This library is for scraping data from CSV style files, temporally, into MariaDB.
Main features are:
- Uploading data from strongly-typed Polars DataFrames.
- Querying data into Polars DataFrames, with column types inferred from the database schema.
- A scrape specification that:
- Defines pipelines for typing, enriching, and normalizing data before uploading.
- Allows construction of the 'as-of' time from file attributes or as a function of the input columns.
- Catalogs the history of scrape inputs to prevent duplication.
- Supports per-file transactional scraping (either the processing for a file succeeds, or the transaction is rolled back).

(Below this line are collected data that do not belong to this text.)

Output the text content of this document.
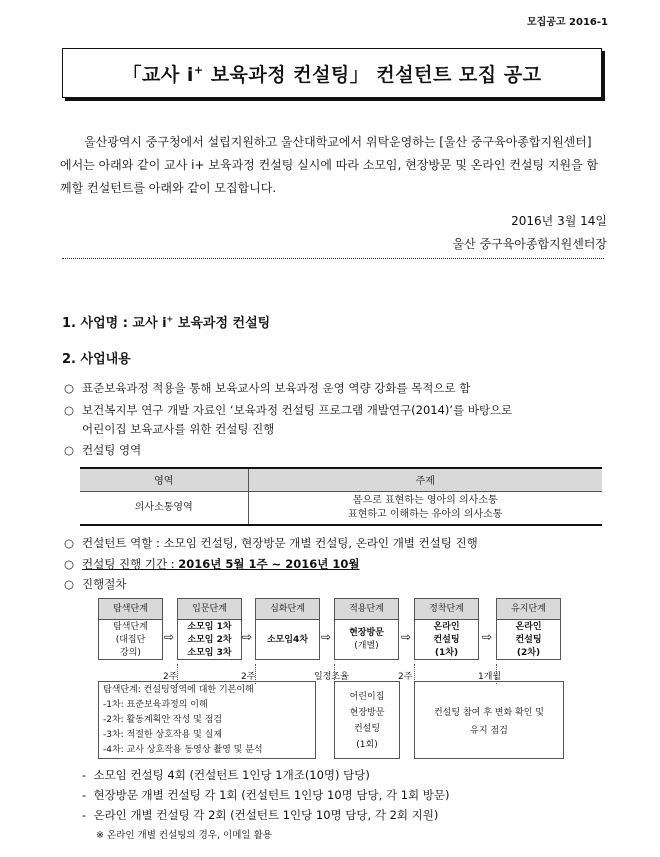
모집공고 2016-1
「교사 i+ 보육과정 컨설팅」 컨설턴트 모집 공고

울산광역시 중구청에서 설립지원하고 울산대학교에서 위탁운영하는 [울산 중구육아종합지원센터] 에서는 아래와 같이 교사 i+ 보육과정 컨설팅 실시에 따라 소모임, 현장방문 및 온라인 컨설팅 지원을 함께할 컨설턴트를 아래와 같이 모집합니다.

2016년 3월 14일
울산 중구육아종합지원센터장
1. 사업명 : 교사 i+ 보육과정 컨설팅
2. 사업내용
○ 표준보육과정 적용을 통해 보육교사의 보육과정 운영 역량 강화를 목적으로 함
○ 보건복지부 연구 개발 자료인 ‘보육과정 컨설팅 프로그램 개발연구(2014)’를 바탕으로
어린이집 보육교사를 위한 컨설팅 진행
○ 컨설팅 영역
영역	주제
의사소통영역	몸으로 표현하는 영아의 의사소통
표현하고 이해하는 유아의 의사소통
○ 컨설턴트 역할 : 소모임 컨설팅, 현장방문 개별 컨설팅, 온라인 개별 컨설팅 진행
○ 컨설팅 진행 기간 : 2016년 5월 1주 ~ 2016년 10월
○ 진행절차
탐색단계
탐색단계
(대집단
강의)
입문단계
소모임 1차
소모임 2차
소모임 3차
심화단계
소모임4차
적용단계
현장방문
(개별)
정착단계
온라인
컨설팅
(1차)
유지단계
온라인
컨설팅
(2차)
⇨	⇨	⇨	⇨	⇨
2주	2주	일정조율	2주	1개월
탐색단계: 컨설팅영역에 대한 기본이해
-1차: 표준보육과정의 이해
-2차: 활동계획안 작성 및 점검
-3차: 적절한 상호작용 및 실제
-4차: 교사 상호작용 동영상 촬영 및 분석
어린이집
현장방문
컨설팅
(1회)
컨설팅 참여 후 변화 확인 및
유지 점검
- 소모임 컨설팅 4회 (컨설턴트 1인당 1개조(10명) 담당)
- 현장방문 개별 컨설팅 각 1회 (컨설턴트 1인당 10명 담당, 각 1회 방문)
- 온라인 개별 컨설팅 각 2회 (컨설턴트 1인당 10명 담당, 각 2회 지원)
※ 온라인 개별 컨설팅의 경우, 이메일 활용
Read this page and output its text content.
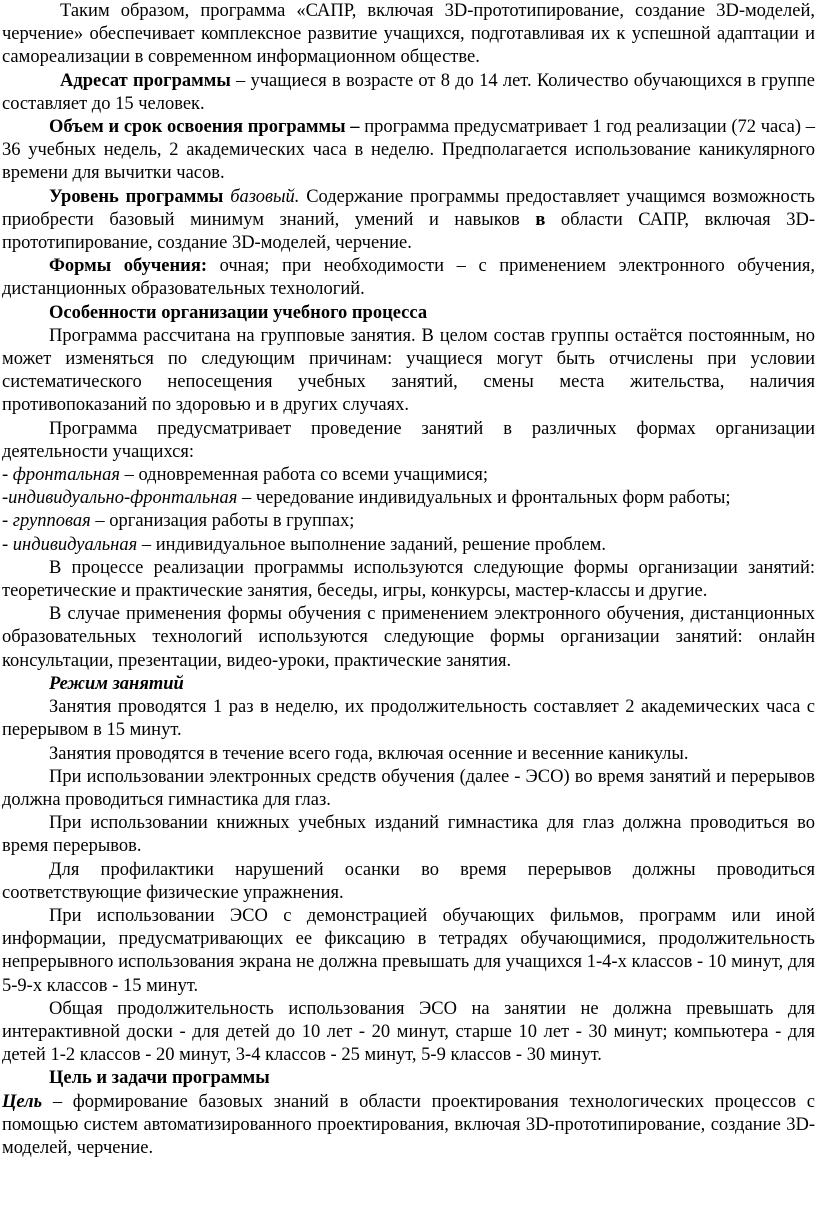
Таким образом, программа «САПР, включая 3D-прототипирование, создание 3D-моделей, черчение» обеспечивает комплексное развитие учащихся, подготавливая их к успешной адаптации и самореализации в современном информационном обществе.

Адресат программы – учащиеся в возрасте от 8 до 14 лет. Количество обучающихся в группе составляет до 15 человек.

Объем и срок освоения программы – программа предусматривает 1 год реализации (72 часа) – 36 учебных недель, 2 академических часа в неделю. Предполагается использование каникулярного времени для вычитки часов.

Уровень программы базовый. Содержание программы предоставляет учащимся возможность приобрести базовый минимум знаний, умений и навыков в области САПР, включая 3D-прототипирование, создание 3D-моделей, черчение.

Формы обучения: очная; при необходимости – с применением электронного обучения, дистанционных образовательных технологий.

Особенности организации учебного процесса

Программа рассчитана на групповые занятия. В целом состав группы остаётся постоянным, но может изменяться по следующим причинам: учащиеся могут быть отчислены при условии систематического непосещения учебных занятий, смены места жительства, наличия противопоказаний по здоровью и в других случаях.

Программа предусматривает проведение занятий в различных формах организации деятельности учащихся:

- фронтальная – одновременная работа со всеми учащимися;

-индивидуально-фронтальная – чередование индивидуальных и фронтальных форм работы;

- групповая – организация работы в группах;

- индивидуальная – индивидуальное выполнение заданий, решение проблем.

В процессе реализации программы используются следующие формы организации занятий: теоретические и практические занятия, беседы, игры, конкурсы, мастер-классы и другие.

В случае применения формы обучения с применением электронного обучения, дистанционных образовательных технологий используются следующие формы организации занятий: онлайн консультации, презентации, видео-уроки, практические занятия.

Режим занятий

Занятия проводятся 1 раз в неделю, их продолжительность составляет 2 академических часа с перерывом в 15 минут.

Занятия проводятся в течение всего года, включая осенние и весенние каникулы.

При использовании электронных средств обучения (далее - ЭСО) во время занятий и перерывов должна проводиться гимнастика для глаз.

При использовании книжных учебных изданий гимнастика для глаз должна проводиться во время перерывов.

Для профилактики нарушений осанки во время перерывов должны проводиться соответствующие физические упражнения.

При использовании ЭСО с демонстрацией обучающих фильмов, программ или иной информации, предусматривающих ее фиксацию в тетрадях обучающимися, продолжительность непрерывного использования экрана не должна превышать для учащихся 1-4-х классов - 10 минут, для 5-9-х классов - 15 минут.

Общая продолжительность использования ЭСО на занятии не должна превышать для интерактивной доски - для детей до 10 лет - 20 минут, старше 10 лет - 30 минут; компьютера - для детей 1-2 классов - 20 минут, 3-4 классов - 25 минут, 5-9 классов - 30 минут.

Цель и задачи программы

Цель – формирование базовых знаний в области проектирования технологических процессов с помощью систем автоматизированного проектирования, включая 3D-прототипирование, создание 3D-моделей, черчение.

- Create a virtual environment:
python3 -m venv .venv
source .venv/bin/activate
- Install development dependencies:
poetry install --with dev
- Run tests:
poetry run pytest
- Make docs. The documentation will be generated in the
docs/_build/html
directory:
cd docs && poetry run make html
This project follows the following code style guidelines:
- Use type hints for all function parameters and return values
- Follow PEP 8 style guide
- Use Google-style docstrings
- Keep functions focused and single-purpose
- Write comprehensive tests for new features
Run make check
to check the code style.
- Fork the repository
- Create a feature branch
- Commit your changes
- Push to the branch
- Create a Pull Request
This project is licensed under the terms specified in the LICENSE file.